Some now claim the fact the Rama-backed demolition moved under cover of night and during the coronavirus lockdown show a collapse in the nation’s democracy. One protester cited by the Reuters news agency remarked: “This is no longer about the theatre’s demolition but the downfall of democracy and freedom. We are in a dictatorship.”

Regional news aggregator BalkanInsight reports before the unscheduled demolition took place, officers of the Albanian police moved into the square at night, clearing away the small number of protesters who remained at the late hour. Further arrests took place the following day when a larger protest against the demolition occurred.

Among those arrested were artists, journalists, and even a member of parliament — Monika Kryemadhi — who is married to the Albanian president. All were released later, but the government published a statement reminding would-be protesters that public gatherings are banned in the country because of coronavirus.

Demonstrators have also called into question the legality of the demolition.

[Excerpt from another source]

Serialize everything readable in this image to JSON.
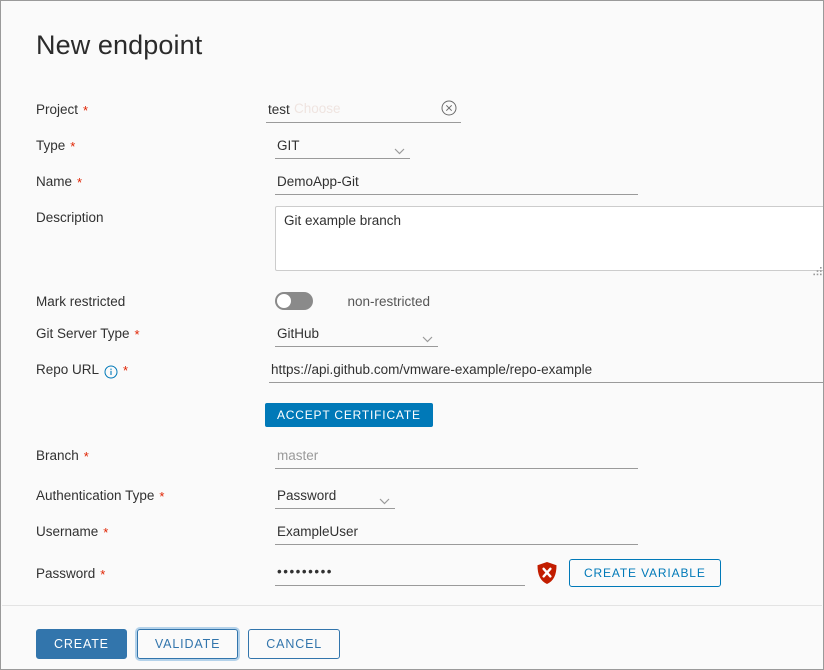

Orders passed by the city council only become enforceable after ten days — in this case, the order went from enaction to execution in just three.

Ilir Meta, the president of Albania, slammed the national government for the demolition, describing how at the “peak of darkness” an excavator swung its jib at the front tower of the theatre. Appearing to describe the government as a “mafia”, the president said the act was a “constitutional, legal, and moral crime” which demonstrated there is no rule of law in Albania.

Perhaps most damningly, President Meta compared the midnight demolition to the socialisation of the country by Albania’s Communist dictator Enver Hoxha. In 1967, Hoxha’s government declared the nation “the first atheist state in the world”, having first seized every church, shrine, and mosque in the country.

The leader of the Albanian opposition, Lulzim Basha of the Democratic Party, echoed the president’s comments, calling the move illegal and remarking the demolition was a strike at the “foundations of society”.

The first-strike of having collapsed the facade done overnight, the demolition continued on Sunday, sealing the fate of the old building. What will happen next is unclear; however, with elections not due in Albania until 2021, it is likely the land will be handed over and construction on the new will take place as the government planned.

Albanian police forces secure the area around the demolished 70-year old neoclassical building of the National Theatre, on May 17, 2020. – Albanian police Sunday clashed with protesters including opposition supporters angry over the demolition of the national theatre, leading officers to detain nearly 40 people. (Photo by Gent SHKULLAKU / AFP) (Photo by GENT SHKULLAKU/AFP via Getty Images)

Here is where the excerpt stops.